Pertinence pour l’Algérie
Élevé

La loi n° 25-17 affecte directement chaque entreprise technologique opérant en Algérie ou avec l’Algérie, créant à la fois de nouvelles opportunités via les déductions R&D et de nouvelles obligations via les changements d’imposition des ES.
Calendrier d’action
Immédiat

La loi est entrée en vigueur le 1er janvier 2026. Les décisions de planification fiscale, les revues de structure d’ES et les arrangements de partenariats R&D doivent être finalisés dans l’exercice fiscal en cours.
Parties prenantes clés
Directeurs financiers d’entreprises tech, fondateurs de startups, prestataires IT étrangers, conseillers fiscaux, gestionnaires d’investissements, opérateurs d’incubateurs
Type de décision
Tactique

Cela nécessite des actions concrètes et à court terme telles que des évaluations d’impact fiscal, des analyses de structure d’ES et de la documentation R&D plutôt qu’une planification stratégique à long terme.
Niveau de priorité
Critique

La non-conformité ou le défaut d’optimisation sous les nouvelles règles entraîne des conséquences financières immédiates, y compris une retenue de 30 % pour les entreprises étrangères non préparées et des déductions R&D manquées pour les entreprises nationales.

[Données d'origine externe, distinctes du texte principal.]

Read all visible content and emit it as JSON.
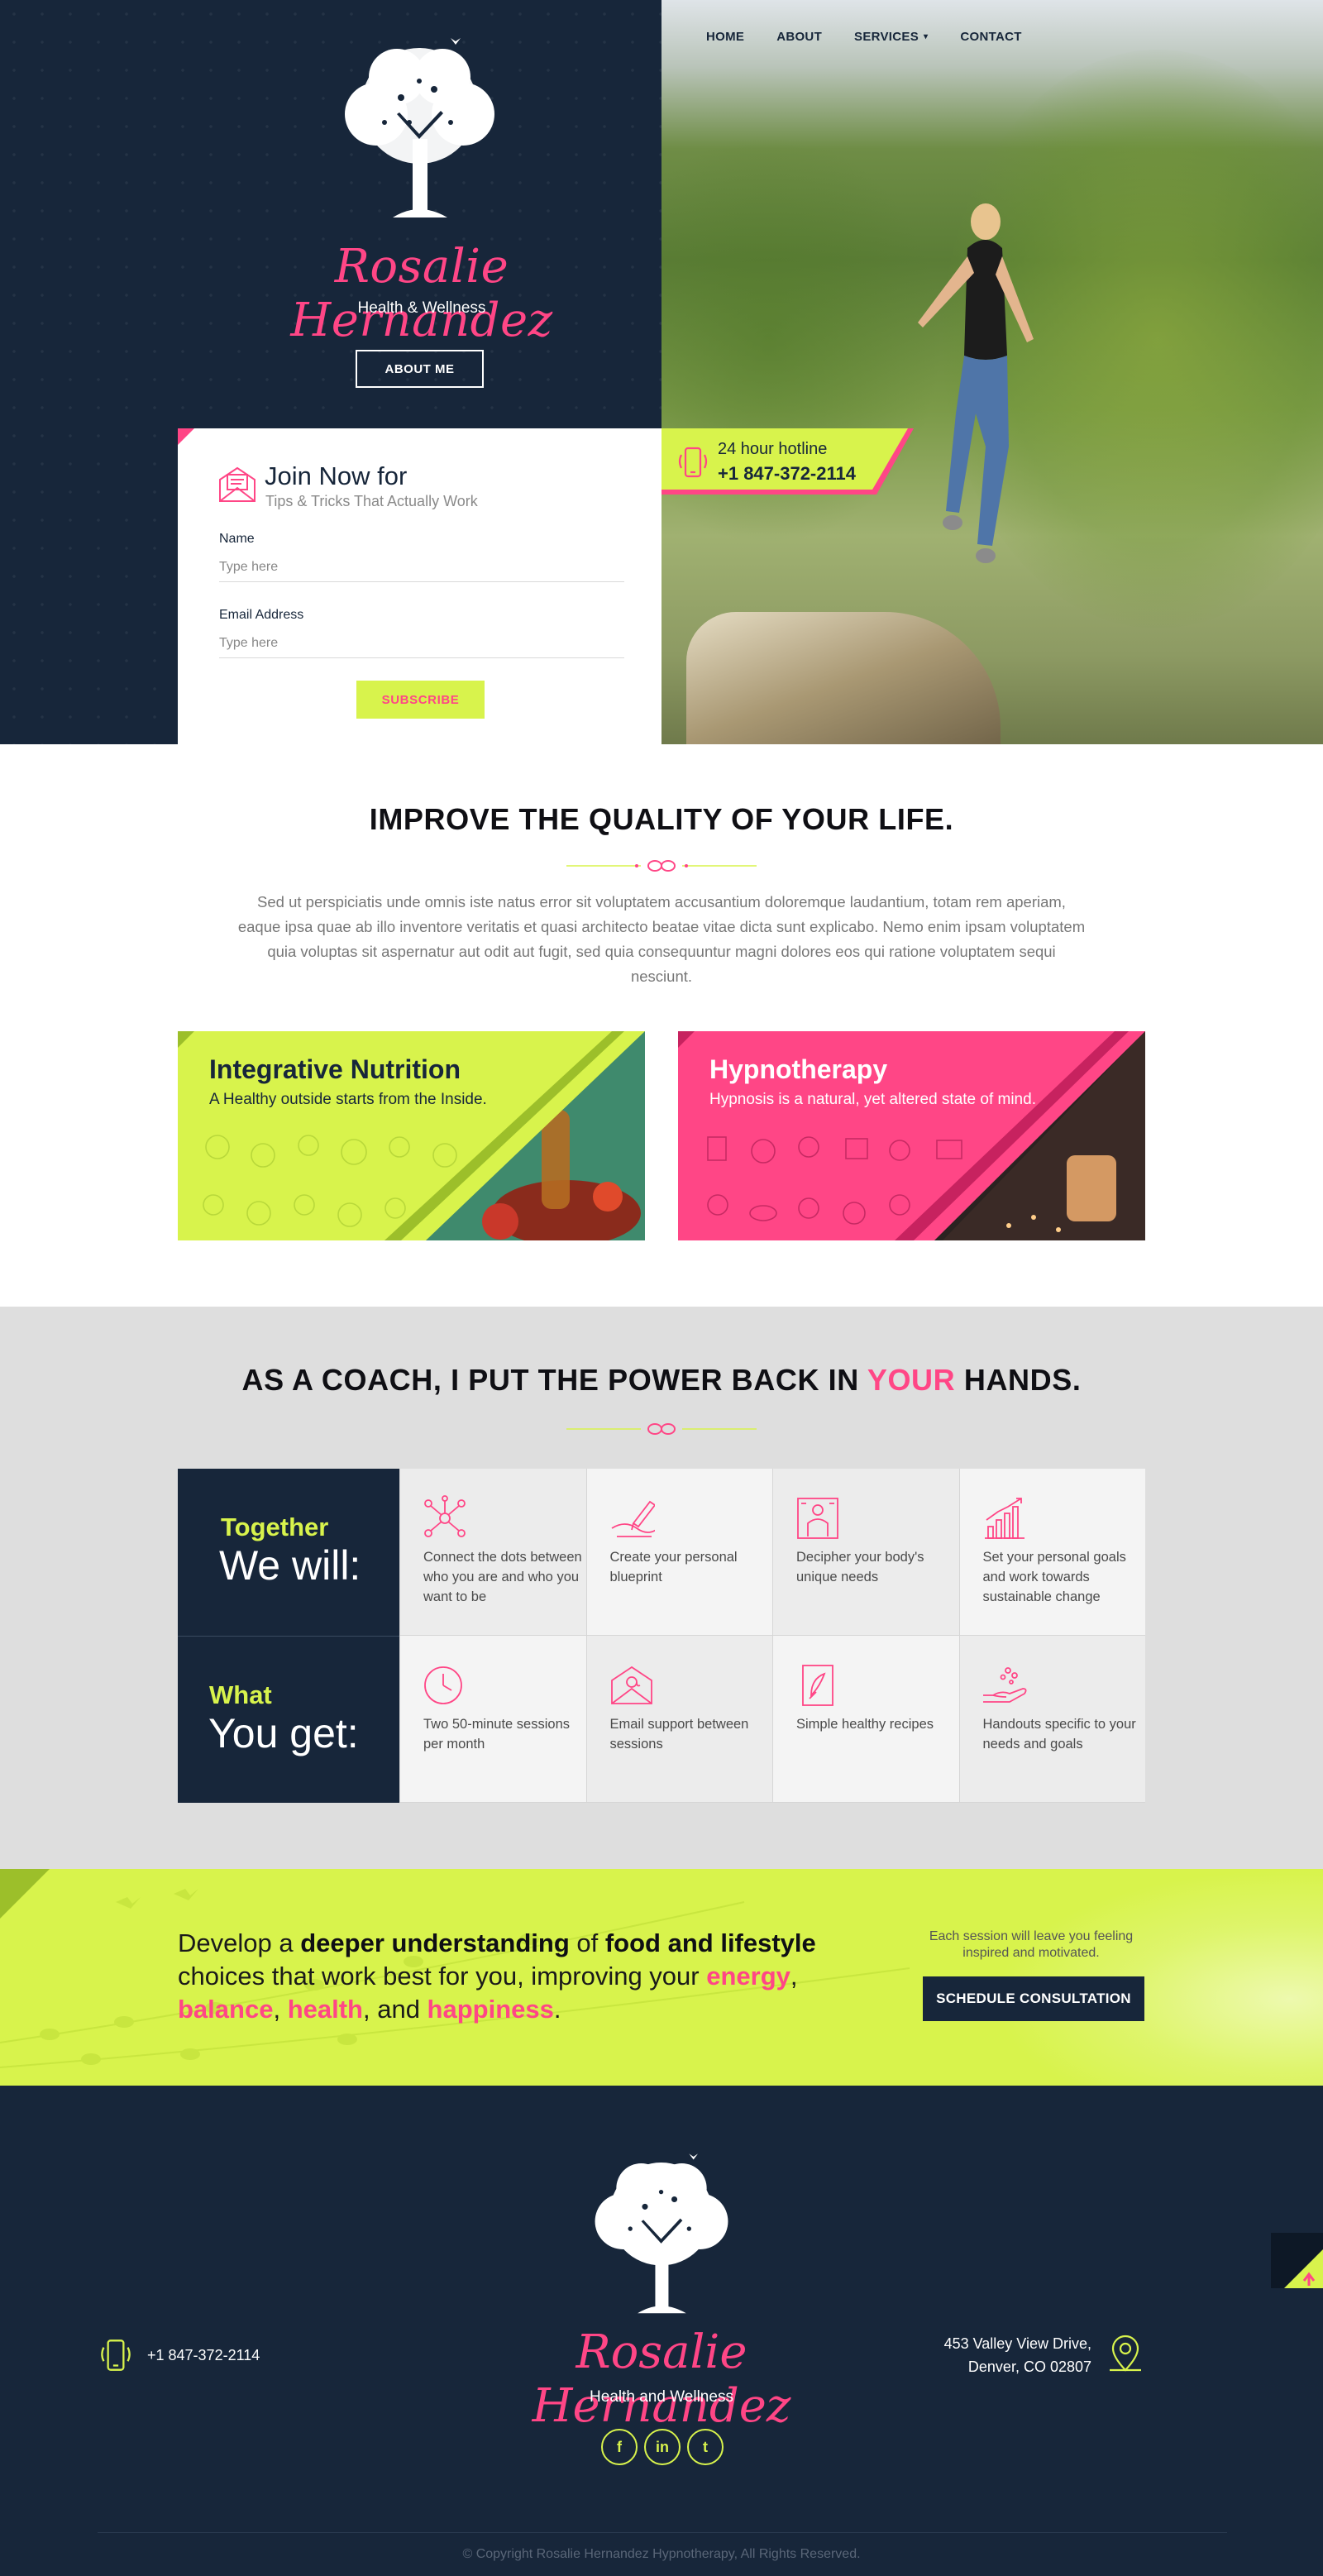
{
  "nav": {
    "items": [
      {
        "label": "HOME"
      },
      {
        "label": "ABOUT"
      },
      {
        "label": "SERVICES"
      },
      {
        "label": "CONTACT"
      }
    ]
  },
  "hero": {
    "brand_name": "Rosalie Hernandez",
    "tagline": "Health & Wellness",
    "about_button": "ABOUT ME"
  },
  "join": {
    "title": "Join Now for",
    "subtitle": "Tips & Tricks That Actually Work",
    "name_label": "Name",
    "name_placeholder": "Type here",
    "email_label": "Email Address",
    "email_placeholder": "Type here",
    "subscribe_label": "SUBSCRIBE"
  },
  "hotline": {
    "label": "24 hour hotline",
    "number": "+1 847-372-2114"
  },
  "improve": {
    "title": "IMPROVE THE QUALITY OF YOUR LIFE.",
    "body": "Sed ut perspiciatis unde omnis iste natus error sit voluptatem accusantium doloremque laudantium, totam rem aperiam, eaque ipsa quae ab illo inventore veritatis et quasi architecto beatae vitae dicta sunt explicabo. Nemo enim ipsam voluptatem quia voluptas sit aspernatur aut odit aut fugit, sed quia consequuntur magni dolores eos qui ratione voluptatem sequi nesciunt."
  },
  "services": [
    {
      "title": "Integrative Nutrition",
      "desc": "A Healthy outside starts from the Inside."
    },
    {
      "title": "Hypnotherapy",
      "desc": "Hypnosis is a natural, yet altered state of mind."
    }
  ],
  "coach": {
    "title_pre": "AS A COACH, I PUT THE POWER BACK IN ",
    "title_hl": "YOUR",
    "title_post": " HANDS.",
    "rows": [
      {
        "accent": "Together",
        "big": "We will:",
        "cells": [
          {
            "icon": "network-icon",
            "text": "Connect the dots between who you are and who you want to be"
          },
          {
            "icon": "pen-blueprint-icon",
            "text": "Create your personal blueprint"
          },
          {
            "icon": "person-analysis-icon",
            "text": "Decipher your body's unique needs"
          },
          {
            "icon": "growth-chart-icon",
            "text": "Set your personal goals and work towards sustainable change"
          }
        ]
      },
      {
        "accent": "What",
        "big": "You get:",
        "cells": [
          {
            "icon": "clock-icon",
            "text": "Two 50-minute sessions per month"
          },
          {
            "icon": "email-icon",
            "text": "Email support between sessions"
          },
          {
            "icon": "recipe-book-icon",
            "text": "Simple healthy recipes"
          },
          {
            "icon": "hand-sparkle-icon",
            "text": "Handouts specific to your needs and goals"
          }
        ]
      }
    ]
  },
  "cta": {
    "t1": "Develop a ",
    "t2": "deeper understanding",
    "t3": " of ",
    "t4": "food and lifestyle",
    "t5": " choices that work best for you, improving your ",
    "t6": "energy",
    "t7": ",",
    "t8": "balance",
    "t9": ", ",
    "t10": "health",
    "t11": ", and ",
    "t12": "happiness",
    "t13": ".",
    "note": "Each session will leave you feeling inspired and motivated.",
    "button": "SCHEDULE CONSULTATION"
  },
  "footer": {
    "brand_name": "Rosalie Hernandez",
    "tagline": "Health and Wellness",
    "phone": "+1 847-372-2114",
    "address_line1": "453 Valley View Drive,",
    "address_line2": "Denver, CO 02807",
    "social": [
      {
        "label": "f",
        "icon": "facebook-icon"
      },
      {
        "label": "in",
        "icon": "linkedin-icon"
      },
      {
        "label": "t",
        "icon": "twitter-icon"
      }
    ],
    "copyright": "© Copyright Rosalie Hernandez Hypnotherapy, All Rights Reserved."
  },
  "colors": {
    "navy": "#17263a",
    "pink": "#ff4686",
    "lime": "#d8f34c"
  }
}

En bref : Chaque entreprise technologique opérant en Algérie devrait procéder à une évaluation immédiate de l’impact fiscal sous la nouvelle loi de finances. Les startups doivent vérifier leur statut de label pour accéder aux exonérations. Les entreprises établies doivent auditer leurs dépenses R&D pour l’éligibilité à la déduction et explorer des partenariats d’innovation ouverte avec des startups labellisées. Les entreprises étrangères doivent modéliser les scénarios fiscaux ES versus retenue uniquement pour optimiser leur structure en Algérie.